Francia: Macron quiere imponer las AFP

Yo manifiesto, tú manifiestas, él manifiesta… Por todos los sitios los pringaos se oponen a dejarse trasquilar como ovejas. De Chile hablan poco, por la sencilla razón que el laboratorio, el «oasis», está en llamas. Con un bombero pirómano a la cabeza, un tal Piñera. Luis Casado explica las razones de la lucha de los trabajadores franceses…

POLITIKA

Escribe Luis Casado

Te preguntas porqué diablos los trabajadores franceses tienen paralizados los transportes y se proponen bloquear todas las refinerías de petróleo dentro de unos días. Muy resumido: porque Emmanuel Macron quiere imponer las AFP como principal sistema de previsión.

Macron, un banquero de chez Rotschild en comisión de servicios en el Eliseo, jura que desea “terminar con un sistema injusto” que, curiosamente, todos los sindicatos defienden. Su argumento principal reside en que la República tiene 42 sistemas diferentes, y su majestad juzga urgente sustituirlos por un sistema universal por puntos, aumentando la edad legal de la jubilación. Retén esta última información, ya verás cuan jugosa es.

Otra información útil: en el año 2018 los diferentes sistemas, –solidarios por repartición y administrados en modo paritario–, distribuyeron más de 320 mil millones de euros de pensiones sin que nadie hiciese un euro de lucro.

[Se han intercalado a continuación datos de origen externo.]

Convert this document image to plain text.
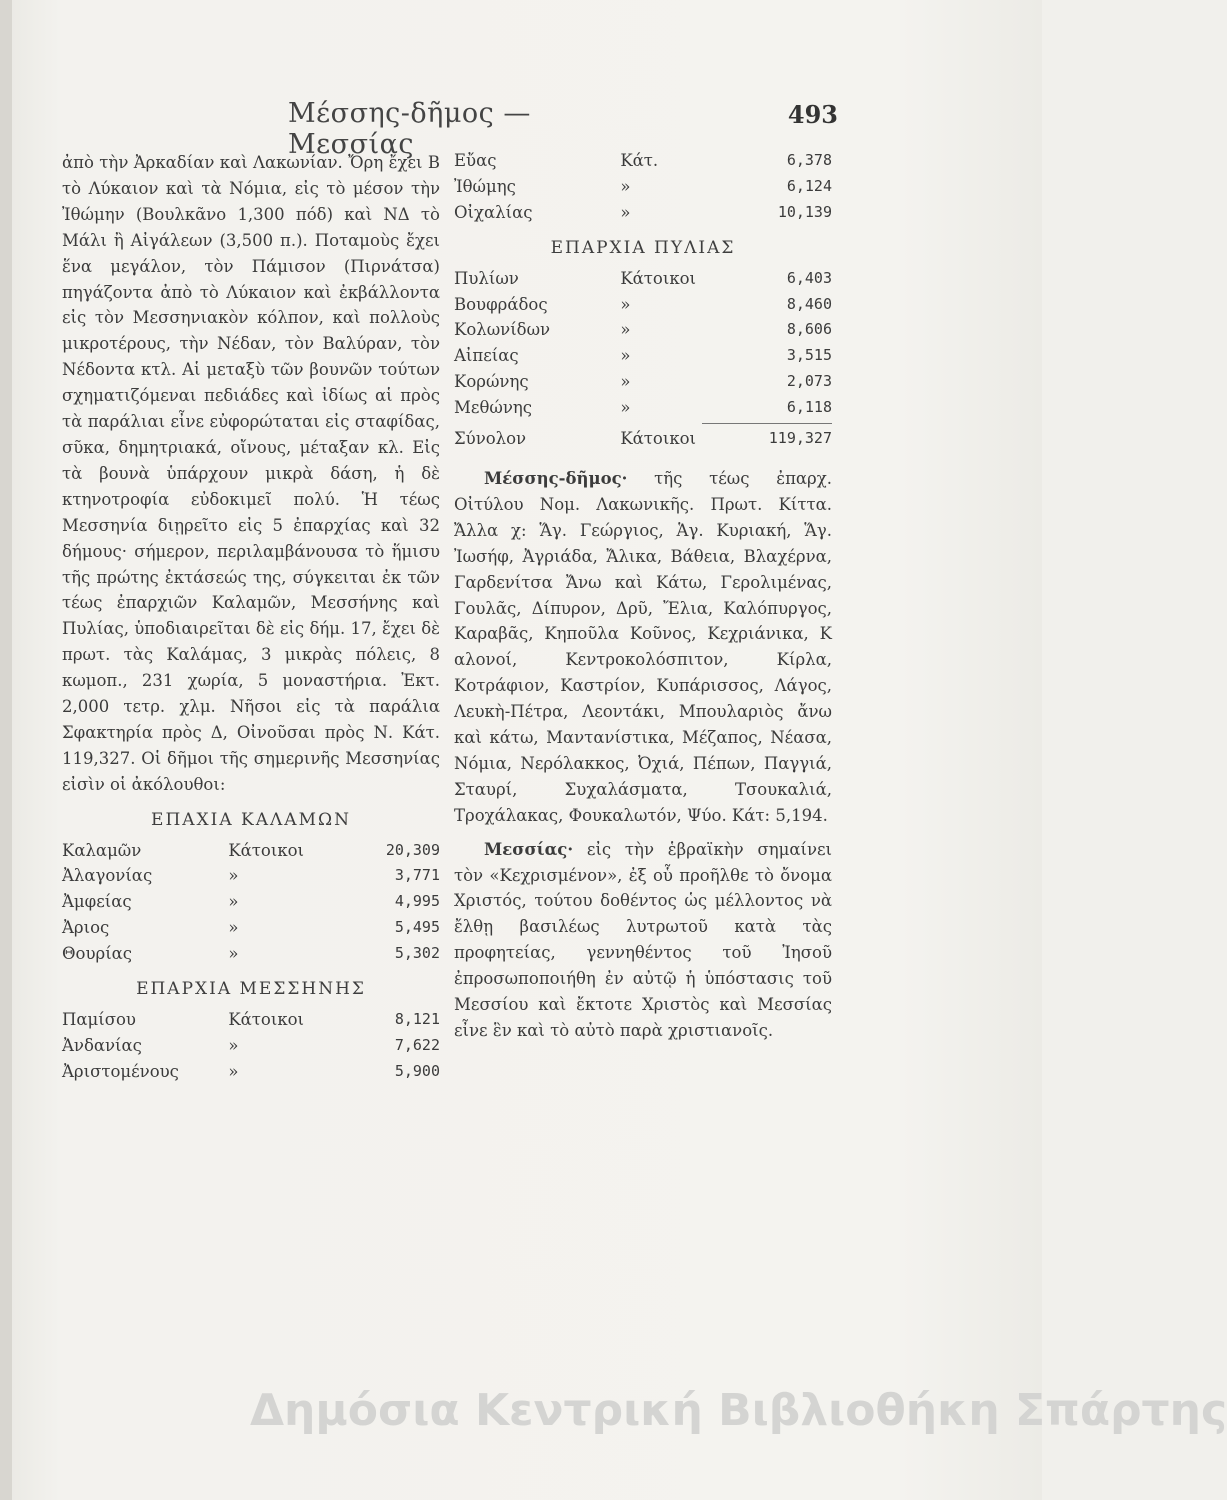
Μέσσης-δῆμος — Μεσσίας
493

ἀπὸ τὴν Ἀρκαδίαν καὶ Λακωνίαν. Ὄρη ἔχει Β τὸ Λύκαιον καὶ τὰ Νόμια, εἰς τὸ μέσον τὴν Ἰθώμην (Βουλκᾶνο 1,300 πόδ) καὶ ΝΔ τὸ Μάλι ἢ Αἰγάλεων (3,500 π.). Ποταμοὺς ἔχει ἕνα μεγάλον, τὸν Πάμισον (Πιρνάτσα) πηγάζοντα ἀπὸ τὸ Λύκαιον καὶ ἐκβάλλοντα εἰς τὸν Μεσσηνιακὸν κόλπον, καὶ πολλοὺς μικροτέρους, τὴν Νέδαν, τὸν Βαλύραν, τὸν Νέδοντα κτλ. Αἱ μεταξὺ τῶν βουνῶν τούτων σχηματιζόμεναι πεδιάδες καὶ ἰδίως αἱ πρὸς τὰ παράλιαι εἶνε εὐφορώταται εἰς σταφίδας, σῦκα, δημητριακά, οἴνους, μέταξαν κλ. Εἰς τὰ βουνὰ ὑπάρχουν μικρὰ δάση, ἡ δὲ κτηνοτροφία εὐδοκιμεῖ πολύ. Ἡ τέως Μεσσηνία διῃρεῖτο εἰς 5 ἐπαρχίας καὶ 32 δήμους· σήμερον, περιλαμβάνουσα τὸ ἥμισυ τῆς πρώτης ἐκτάσεώς της, σύγκειται ἐκ τῶν τέως ἐπαρχιῶν Καλαμῶν, Μεσσήνης καὶ Πυλίας, ὑποδιαιρεῖται δὲ εἰς δήμ. 17, ἔχει δὲ πρωτ. τὰς Καλάμας, 3 μικρὰς πόλεις, 8 κωμοπ., 231 χωρία, 5 μοναστήρια. Ἐκτ. 2,000 τετρ. χλμ. Νῆσοι εἰς τὰ παράλια Σφακτηρία πρὸς Δ, Οἰνοῦσαι πρὸς Ν. Κάτ. 119,327. Οἱ δῆμοι τῆς σημερινῆς Μεσσηνίας εἰσὶν οἱ ἀκόλουθοι:

ΕΠΑΧΙΑ ΚΑΛΑΜΩΝ
Καλαμῶν	Κάτοικοι	20,309
Ἀλαγονίας	»	3,771
Ἀμφείας	»	4,995
Ἀριος	»	5,495
Θουρίας	»	5,302
ΕΠΑΡΧΙΑ ΜΕΣΣΗΝΗΣ
Παμίσου	Κάτοικοι	8,121
Ἀνδανίας	»	7,622
Ἀριστομένους	»	5,900
Εὔας	Κάτ.	6,378
Ἰθώμης	»	6,124
Οἰχαλίας	»	10,139
ΕΠΑΡΧΙΑ ΠΥΛΙΑΣ
Πυλίων	Κάτοικοι	6,403
Βουφράδος	»	8,460
Κολωνίδων	»	8,606
Αἰπείας	»	3,515
Κορώνης	»	2,073
Μεθώνης	»	6,118
Σύνολον	Κάτοικοι	119,327

Μέσσης-δῆμος· τῆς τέως ἐπαρχ. Οἰτύλου Νομ. Λακωνικῆς. Πρωτ. Κίττα. Ἄλλα χ: Ἅγ. Γεώργιος, Ἁγ. Κυριακή, Ἅγ. Ἰωσήφ, Ἀγριάδα, Ἄλικα, Βάθεια, Βλαχέρνα, Γαρδενίτσα Ἄνω καὶ Κάτω, Γερολιμένας, Γουλᾶς, Δίπυρον, Δρῦ, Ἔλια, Καλόπυργος, Καραβᾶς, Κηποῦλα Κοῦνος, Κεχριάνικα, Κ αλονοί, Κεντροκολόσπιτον, Κίρλα, Κοτράφιον, Καστρίον, Κυπάρισσος, Λάγος, Λευκὴ-Πέτρα, Λεοντάκι, Μπουλαριὸς ἄνω καὶ κάτω, Μαντανίστικα, Μέζαπος, Νέασα, Νόμια, Νερόλακκος, Ὀχιά, Πέπων, Παγγιά, Σταυρί, Συχαλάσματα, Τσουκαλιά, Τροχάλακας, Φουκαλωτόν, Ψύο. Κάτ: 5,194.

Μεσσίας· εἰς τὴν ἑβραϊκὴν σημαίνει τὸν «Κεχρισμένον», ἐξ οὗ προῆλθε τὸ ὄνομα Χριστός, τούτου δοθέντος ὡς μέλλοντος νὰ ἔλθῃ βασιλέως λυτρωτοῦ κατὰ τὰς προφητείας, γεννηθέντος τοῦ Ἰησοῦ ἐπροσωποποιήθη ἐν αὐτῷ ἡ ὑπόστασις τοῦ Μεσσίου καὶ ἔκτοτε Χριστὸς καὶ Μεσσίας εἶνε ἓν καὶ τὸ αὐτὸ παρὰ χριστιανοῖς.

Δημόσια Κεντρική Βιβλιοθήκη Σπάρτης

Como en ocasiones anteriores, cuando algún gobierno intentó modificar los sistemas de previsión, particularmente en 1995 con un primer ministro llamado Alain Juppé, los franceses salieron a la calle y bloquearon todo el país.

No obstante, en el curso del tiempo introdujeron muchas modificaciones, todas lesivas para quienes hacer valer sus derechos a la jubilación. La edad legal en que puedes retirarte ha aumentado considerablemente, de 57 a 62 años. El cálculo de la pensión, que estaba basado en los salarios de los últimos 6 meses de trabajo, ahora se hace tomando en cuenta los últimos 25 años, o sea con salarios significativamente más bajos. El tiempo de cotización –contado en trimestres– también ha subido, de 160 a 172 trimestres. Consecuencia: para obtener una pensión más baja, debes trabajar mucho más tiempo: en la práctica, la edad de jubilación se sitúa hoy en día en 64 años.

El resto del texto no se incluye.